Menurut dia, aturan di RKUHAP itu tak selaras dengan semangat kecepatan penanganan perkara dan pembuktian.

"Salah satu logika pembuktian adalah pakai teknologi. Nah, teknologi itu ada penyadapan, ada macam-macam, ada bukti elektronik dan sebagainya. Harusnya logika itu mempercepat proses," ujar Anam.

"Nah, ini nggak RKUHAP. Orang ditahan kalau kemarin 20 hari nggak cukup ditambahin 20. Sekarang 20 tambahin 40. 60 hari statusnya nggak jelas. Seram ini 60 hari statusnya nggak jelas," tambahnya.

Diketahui, klausul masa penahanan itu diatur dalam Pasal 94 draf revisi KUHAP. Klausul itu mengatur penahanan pada tahap penyidikan maksimal 60 hari. Berikutnya, Pasal 95 mengatur penahanan oleh penuntut umum maksimal selama 50 hari.

Anam mempertanyakan kewenangan perluasan penyadapan oleh penyidik untuk membuktikan sebuah perkara. Tetapi, semangat perluasan kewenangan itu tak sejalan dengan kecepatan penanganan perkara serta perlindungan hak tersangka.

"Di sisi lain, karakter dasar kecepatan pembuktian tersebut tidak berimbang dengan perlindungan hak tersangka dan sebagainya," katanya.

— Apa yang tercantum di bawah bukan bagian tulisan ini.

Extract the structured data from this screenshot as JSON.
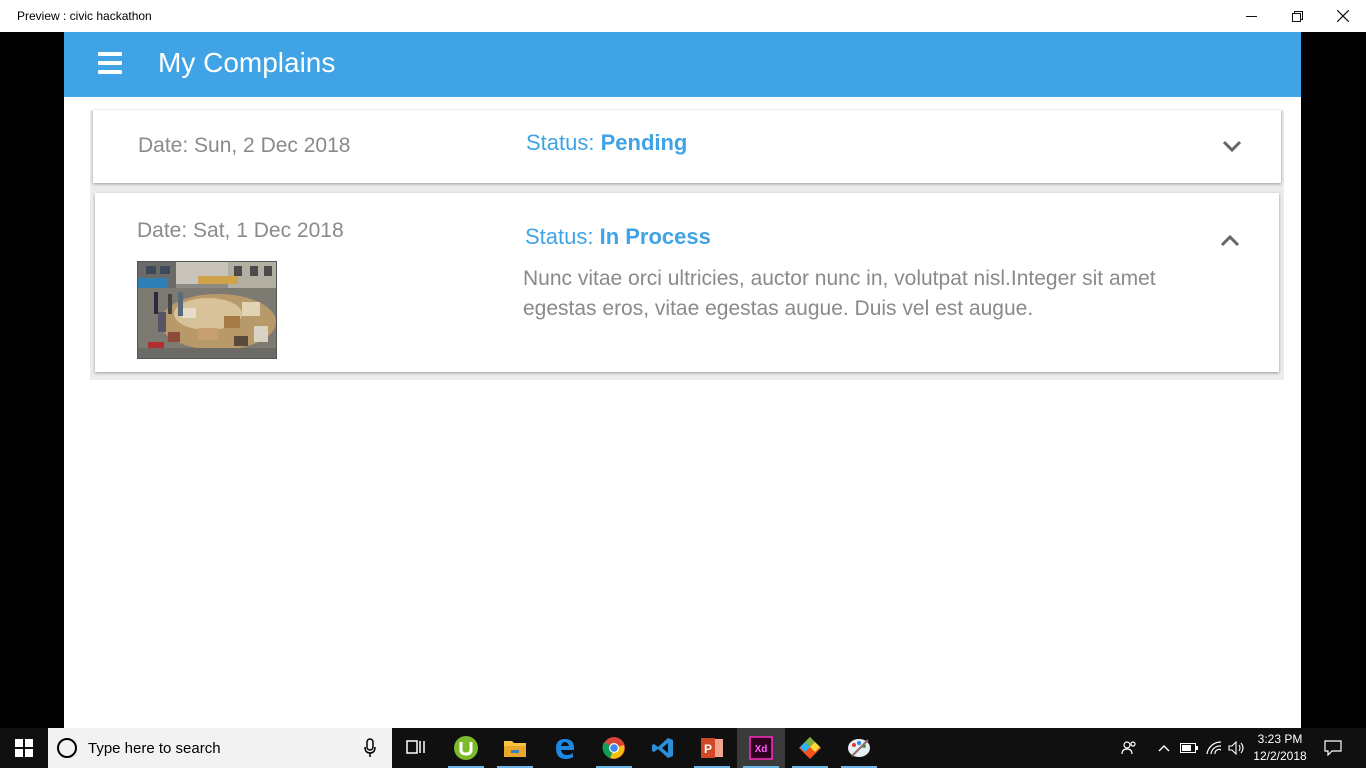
{
  "window": {
    "title": "Preview : civic hackathon"
  },
  "appbar": {
    "title": "My Complains"
  },
  "complaints": [
    {
      "date": "Date: Sun, 2 Dec 2018",
      "status_label": "Status: ",
      "status_value": "Pending",
      "expanded": false
    },
    {
      "date": "Date: Sat, 1 Dec 2018",
      "status_label": "Status: ",
      "status_value": "In Process",
      "expanded": true,
      "description": "Nunc vitae orci ultricies, auctor nunc in, volutpat nisl.Integer sit amet egestas eros, vitae egestas augue. Duis vel est augue."
    }
  ],
  "taskbar": {
    "search_placeholder": "Type here to search",
    "clock_time": "3:23 PM",
    "clock_date": "12/2/2018",
    "pinned_apps": [
      "task-view",
      "utorrent",
      "file-explorer",
      "edge",
      "chrome",
      "vscode",
      "powerpoint",
      "adobe-xd",
      "git",
      "paint"
    ]
  },
  "colors": {
    "accent": "#3fa3e6",
    "text_muted": "#8a8a8a"
  }
}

"Kenapa kok hukumannya kelamaan? Ini dalam semua lini. Nggak hanya di penyidikan sampai di level hakim. Harusnya sudah lah. Kalau dikatakan misalnya video itu, firm misalnya, bukti elektronik ada video, ada CCTV yang firm, ya ngapain kok harus ditahan? Misalnya begitu. Sampai dibuktikan misalnya begitu," ungkap Anam.

Atas dasar itu, mantan Komisioner Komnas HAM ini menilai klausul tersebut tak sejalan dengan perlindungan tersangka seperti kecepatan penanganan perkara.

Dia mengingatkan bahwa pidana itu merampas hak orang. "Ada logika yang menurut saya dalam konteks perkembangan zaman tidak seiring dengan karakter bagaimana perlindungan tersangka dan sebagainya. Nah, salah satunya adalah kecepatan. Sekali lagi, pidana itu merampas orang," ujarnya.

"Ya sekali keserempet ditahan. Sah penahanannya. Tapi, kalau logikanya nggak seiring dengan logika pembuktian dan perkembangan zaman ya jangan," sambungnya.